Send us news by text, start your message Globe News and your send photos and videos to 80360
750 complaints made against Merseyside Police
9:38am Wednesday 24th October 2012 in News
MORE than 750 complaints against Merseyside Police were recorded last year, new figures have revealed.
The Independent Police Complaints Commission (IPCC) today released statistics showing there were 753 complaints against the force, containing 1,860 allegations such as impoliteness, unlawful or unnecessary detention and “oppressive” conduct or harassment.
The Commission revealed how there were 176 appeals to them about Merseyside Police’s handling of complaints including their failure to record a complaint.
Of the 139 appeals carried out by the IPCC during 2011/12, 47% were upheld – 9% higher than the national average.
Temporary assistant Chief Constable Darren Martland said it was very easy for the public to make complaints and urged people to make themselves heard if officers have not behaved appropriately.
He said: "The number of complaints received annually in the last two years has remained stable and the number of cases has fallen, yet it has actually never been easier to make one to the force.
"Our officers and staff should behave appropriately at all times and anyone who feels that a member of the force has not, can make a complaint in many ways, including writing to or calling into a police station, dialing the non-emergency 101 number or through our recently introduced online reporting system on our website.
"We record all complaints in accordance with national legislation and take each one seriously. We have a dedicated Professional Standards Department containing specialist detectives who will speak directly to complainants and work to resolve the issue to their satisfaction.
"The force prides itself in the conduct and professionalism of all its officers and staff, who are encouraged to engage with the public whenever they can.

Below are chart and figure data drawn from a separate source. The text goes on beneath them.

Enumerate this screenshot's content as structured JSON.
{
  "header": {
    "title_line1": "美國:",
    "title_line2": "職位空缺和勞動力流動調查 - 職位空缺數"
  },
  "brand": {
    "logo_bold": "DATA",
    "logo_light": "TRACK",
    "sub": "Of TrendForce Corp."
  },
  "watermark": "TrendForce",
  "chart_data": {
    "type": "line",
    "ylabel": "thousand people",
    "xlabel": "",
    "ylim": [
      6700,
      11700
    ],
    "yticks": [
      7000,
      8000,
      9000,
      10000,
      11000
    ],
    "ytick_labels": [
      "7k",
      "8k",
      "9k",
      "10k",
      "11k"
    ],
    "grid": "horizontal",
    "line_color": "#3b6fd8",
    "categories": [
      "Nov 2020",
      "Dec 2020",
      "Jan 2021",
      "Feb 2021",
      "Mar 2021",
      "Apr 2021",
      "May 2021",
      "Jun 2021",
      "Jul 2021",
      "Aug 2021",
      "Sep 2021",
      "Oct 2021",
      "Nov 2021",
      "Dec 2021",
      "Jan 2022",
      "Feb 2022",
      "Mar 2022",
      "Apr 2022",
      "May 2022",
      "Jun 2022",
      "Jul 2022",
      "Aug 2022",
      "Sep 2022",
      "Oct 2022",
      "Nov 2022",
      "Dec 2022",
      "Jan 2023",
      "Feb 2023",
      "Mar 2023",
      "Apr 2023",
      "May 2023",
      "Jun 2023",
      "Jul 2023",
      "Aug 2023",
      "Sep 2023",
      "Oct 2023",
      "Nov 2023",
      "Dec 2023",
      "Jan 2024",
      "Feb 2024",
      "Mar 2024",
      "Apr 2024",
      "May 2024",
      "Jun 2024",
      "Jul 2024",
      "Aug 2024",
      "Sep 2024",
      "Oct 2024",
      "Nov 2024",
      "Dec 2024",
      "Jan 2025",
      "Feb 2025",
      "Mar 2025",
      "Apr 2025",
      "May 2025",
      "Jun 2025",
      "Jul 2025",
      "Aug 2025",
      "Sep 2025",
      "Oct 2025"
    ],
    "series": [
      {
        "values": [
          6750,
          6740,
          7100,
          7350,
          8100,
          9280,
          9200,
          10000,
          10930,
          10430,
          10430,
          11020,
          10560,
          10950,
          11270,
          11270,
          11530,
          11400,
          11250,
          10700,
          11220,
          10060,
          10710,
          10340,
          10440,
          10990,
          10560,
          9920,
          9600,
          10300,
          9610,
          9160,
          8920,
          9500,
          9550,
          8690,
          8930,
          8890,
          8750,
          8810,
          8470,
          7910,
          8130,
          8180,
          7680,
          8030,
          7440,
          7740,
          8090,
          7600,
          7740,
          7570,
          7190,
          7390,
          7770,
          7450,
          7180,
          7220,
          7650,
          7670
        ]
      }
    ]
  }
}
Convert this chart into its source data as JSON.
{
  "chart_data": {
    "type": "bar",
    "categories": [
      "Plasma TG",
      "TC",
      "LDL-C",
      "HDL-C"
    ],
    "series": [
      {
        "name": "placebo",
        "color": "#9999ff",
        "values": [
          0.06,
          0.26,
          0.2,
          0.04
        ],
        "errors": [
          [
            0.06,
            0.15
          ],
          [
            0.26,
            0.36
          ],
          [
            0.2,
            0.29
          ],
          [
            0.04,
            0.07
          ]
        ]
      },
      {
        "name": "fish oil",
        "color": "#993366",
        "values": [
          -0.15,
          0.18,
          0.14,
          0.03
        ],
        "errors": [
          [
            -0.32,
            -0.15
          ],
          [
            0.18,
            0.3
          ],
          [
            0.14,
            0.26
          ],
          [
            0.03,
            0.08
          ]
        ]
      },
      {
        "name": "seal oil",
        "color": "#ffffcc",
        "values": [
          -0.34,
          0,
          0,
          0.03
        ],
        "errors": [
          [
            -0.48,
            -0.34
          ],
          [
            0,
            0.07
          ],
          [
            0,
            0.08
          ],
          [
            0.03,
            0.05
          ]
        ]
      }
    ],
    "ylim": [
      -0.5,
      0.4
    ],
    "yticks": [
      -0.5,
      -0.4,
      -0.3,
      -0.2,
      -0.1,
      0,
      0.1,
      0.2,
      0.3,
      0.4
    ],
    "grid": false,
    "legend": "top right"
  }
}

We will continue to strive to maintain the high standards we set ourselves while serving the people of Merseyside."
According to the figures, people are becoming more unhappy with the way police are dealing with complaints across the country.
Overall during 2011/12 a total of 6,339 appeals from complainants were made to the IPCC, up 3%.
There was an increase in the number of appeals made against the decision by police forces not to record a complaint last year while almost two thirds were upheld by the IPCC and the force was told to record the complaint.
Dame Anne Owers, chairwoman of the IPCC, said: "It is of concern that not only has there been an increase in the number of appeals to the IPCC from those dissatisfied with the way their complaint was handled; there has also been a considerable increase in the proportion of appeals that we uphold.
"All chief constables should take personal interest in the findings of this report and assure themselves that they and their staff are meeting their obligations to record and resolve valid complaints from the public. In particular, they should look closely at the number and type of appeals upheld by the IPCC.”
The total number of complaints recorded by police forces in England and Wales fell for the second consecutive year.
However the IPCC is unclear on the reason for the drop in complaints to forces, saying it could be that the service has improved or it could highlight problems with access to the complaints system.